For the next few years, Drayton devoted himself to historical poetry, and, in the course of them, hit upon what his contemporaries and the two following centuries considered his best production. With his ardour for Daniel still unabated, he published, in 1596, the Mortimeriados, of which mention has been made above. It is not among his most successful efforts. The story of the wars between Edward II and the barons, down to the capture of Mortimer at Nottingham castle by Edward III, is told in rime royal, and at great length. Drayton’s struggles with history induce the faults observable, also, in Daniel. The narrative of events is not clear, and it is continually standing in the way of the dramatic interest in the characters. Nevertheless, there are admirable passages in this long and comprehensive epic, every line of which shows Drayton hard at work in his dogged, persevering way; determined to hammer out the best poetry he can, seldom slovenly, though often crabbed, and now and then meeting with the reward of his conscientious labours.

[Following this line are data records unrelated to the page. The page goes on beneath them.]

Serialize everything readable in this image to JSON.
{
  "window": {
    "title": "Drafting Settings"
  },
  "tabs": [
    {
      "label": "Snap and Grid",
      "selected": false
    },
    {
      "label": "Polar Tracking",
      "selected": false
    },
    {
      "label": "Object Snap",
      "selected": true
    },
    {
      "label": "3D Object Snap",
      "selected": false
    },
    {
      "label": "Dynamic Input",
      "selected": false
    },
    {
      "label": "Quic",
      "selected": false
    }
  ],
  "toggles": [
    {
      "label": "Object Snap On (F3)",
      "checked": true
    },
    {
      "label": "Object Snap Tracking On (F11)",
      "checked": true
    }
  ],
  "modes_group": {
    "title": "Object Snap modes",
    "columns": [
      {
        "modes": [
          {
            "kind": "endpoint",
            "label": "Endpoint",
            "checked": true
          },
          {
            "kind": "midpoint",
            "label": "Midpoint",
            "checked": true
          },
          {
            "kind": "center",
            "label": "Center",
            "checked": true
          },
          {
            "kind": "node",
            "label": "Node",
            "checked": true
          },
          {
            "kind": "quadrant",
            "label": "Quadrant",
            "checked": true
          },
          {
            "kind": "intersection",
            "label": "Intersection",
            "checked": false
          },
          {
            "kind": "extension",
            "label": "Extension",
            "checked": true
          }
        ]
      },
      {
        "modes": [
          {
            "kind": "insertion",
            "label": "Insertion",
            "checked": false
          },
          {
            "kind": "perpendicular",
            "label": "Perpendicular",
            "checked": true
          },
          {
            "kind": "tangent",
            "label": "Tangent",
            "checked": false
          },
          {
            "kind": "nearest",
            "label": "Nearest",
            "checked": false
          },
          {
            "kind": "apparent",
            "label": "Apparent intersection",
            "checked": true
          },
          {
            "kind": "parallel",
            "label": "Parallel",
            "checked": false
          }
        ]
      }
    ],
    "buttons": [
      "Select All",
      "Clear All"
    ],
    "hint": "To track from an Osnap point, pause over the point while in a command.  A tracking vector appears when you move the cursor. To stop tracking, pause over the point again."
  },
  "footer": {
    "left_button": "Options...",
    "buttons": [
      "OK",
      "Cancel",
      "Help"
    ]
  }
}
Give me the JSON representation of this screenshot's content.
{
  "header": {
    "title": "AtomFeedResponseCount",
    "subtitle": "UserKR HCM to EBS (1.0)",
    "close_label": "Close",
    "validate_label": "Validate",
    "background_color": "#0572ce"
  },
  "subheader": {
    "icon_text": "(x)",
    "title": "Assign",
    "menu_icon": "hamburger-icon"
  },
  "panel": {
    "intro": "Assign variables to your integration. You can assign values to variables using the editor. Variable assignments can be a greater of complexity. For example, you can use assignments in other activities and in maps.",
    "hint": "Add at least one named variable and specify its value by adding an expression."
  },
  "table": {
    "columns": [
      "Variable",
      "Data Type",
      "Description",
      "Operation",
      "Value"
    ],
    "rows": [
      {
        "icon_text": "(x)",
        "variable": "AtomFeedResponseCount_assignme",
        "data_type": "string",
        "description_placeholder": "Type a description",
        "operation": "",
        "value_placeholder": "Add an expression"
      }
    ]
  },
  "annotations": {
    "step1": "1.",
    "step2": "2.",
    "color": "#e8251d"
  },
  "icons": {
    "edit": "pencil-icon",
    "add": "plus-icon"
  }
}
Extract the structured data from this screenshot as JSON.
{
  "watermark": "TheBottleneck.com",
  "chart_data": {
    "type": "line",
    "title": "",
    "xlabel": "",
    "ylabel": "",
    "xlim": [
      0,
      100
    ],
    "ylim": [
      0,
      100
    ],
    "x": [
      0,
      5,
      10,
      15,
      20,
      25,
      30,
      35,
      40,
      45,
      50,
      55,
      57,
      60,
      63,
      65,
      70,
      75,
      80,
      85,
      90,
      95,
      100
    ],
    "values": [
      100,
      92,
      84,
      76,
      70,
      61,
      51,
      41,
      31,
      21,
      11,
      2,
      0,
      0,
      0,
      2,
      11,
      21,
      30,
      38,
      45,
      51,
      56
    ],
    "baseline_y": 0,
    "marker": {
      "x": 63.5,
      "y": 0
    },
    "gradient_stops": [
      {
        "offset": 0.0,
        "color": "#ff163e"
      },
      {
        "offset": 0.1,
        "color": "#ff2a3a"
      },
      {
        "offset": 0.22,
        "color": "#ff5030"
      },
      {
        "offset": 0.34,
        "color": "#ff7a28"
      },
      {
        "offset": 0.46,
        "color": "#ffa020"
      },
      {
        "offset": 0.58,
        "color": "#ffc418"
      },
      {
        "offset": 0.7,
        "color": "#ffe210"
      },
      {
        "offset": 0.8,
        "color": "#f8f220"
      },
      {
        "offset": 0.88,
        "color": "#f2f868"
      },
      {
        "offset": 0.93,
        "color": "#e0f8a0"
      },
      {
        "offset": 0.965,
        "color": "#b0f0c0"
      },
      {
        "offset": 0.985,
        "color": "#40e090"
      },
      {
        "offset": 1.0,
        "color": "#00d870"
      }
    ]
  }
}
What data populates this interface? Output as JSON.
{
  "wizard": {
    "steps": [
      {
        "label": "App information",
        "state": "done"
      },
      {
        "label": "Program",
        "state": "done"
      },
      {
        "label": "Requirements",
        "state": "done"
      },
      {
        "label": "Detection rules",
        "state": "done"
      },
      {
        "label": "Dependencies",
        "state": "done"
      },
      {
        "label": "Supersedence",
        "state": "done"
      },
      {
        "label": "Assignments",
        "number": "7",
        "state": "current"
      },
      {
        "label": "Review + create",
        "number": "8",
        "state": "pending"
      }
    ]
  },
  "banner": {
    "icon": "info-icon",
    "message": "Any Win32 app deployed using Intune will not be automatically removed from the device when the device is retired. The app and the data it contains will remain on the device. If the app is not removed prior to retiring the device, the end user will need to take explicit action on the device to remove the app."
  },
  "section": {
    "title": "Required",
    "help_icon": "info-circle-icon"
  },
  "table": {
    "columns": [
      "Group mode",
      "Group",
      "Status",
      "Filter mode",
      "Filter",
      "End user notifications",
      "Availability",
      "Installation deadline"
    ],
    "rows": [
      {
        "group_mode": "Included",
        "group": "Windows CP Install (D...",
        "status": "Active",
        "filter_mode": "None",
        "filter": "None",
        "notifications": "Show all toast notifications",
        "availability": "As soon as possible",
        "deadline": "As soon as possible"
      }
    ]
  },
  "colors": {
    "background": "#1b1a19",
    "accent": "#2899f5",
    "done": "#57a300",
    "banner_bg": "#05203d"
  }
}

Mortimer’s escape from the Tower, his meeting with queen Isabella in France, the unhappy state of England, the scene of Edward’s deposition at Kenilworth and his lament at Berkeley, are at least vigorously told; while the description of the queen’s bower at Nottingham gives Drayton an opportunity for letting his fancy run free in renascence ornament. Seven years later, Drayton rewrote the whole poem, under the new title The Barrons Wars, and in a new metre, expanding his seven-lined stanza into an eight-lined stanza. The reason for this change is set out in a preface which is interesting, not only for the excellence of its matter, but for its testimony to the conscientiousness and to the sound knowledge of poetry on which Drayton based his prolonged and determined efforts to be a poet. In the stanza of seven lines, in which there are two couplets,
the often harmony thereof soften’d the verse more than the majesty of the subject would permit, unless they had all been geminals, or couplets…. The Quadrin doth never double, or to use a word of Heraldry, never bringeth forth gemells: The Quinzain too soon. The Sestin hath twins in the base, but they detain not the musick nor the close, as Musicians term it, long enough for an Epic Poem…. This of eight both holds the time clean through to the base of the column, which is the couplet at the foot or bottom, and closeth not but with a full satisfaction to the ear for so long detention. Briefly, this sort of stanza hath in it majesty, perfection, and solidity, resembling the pillar which in Architecture is called the Tuscan, whose shaft is of six diameters, and base of two.
In spite of this, The Barrons Wars is free from none of the essential faults of Mortimeriados, and even discards some of its fresher beauties, though the careful revision of diction was not without its good effect.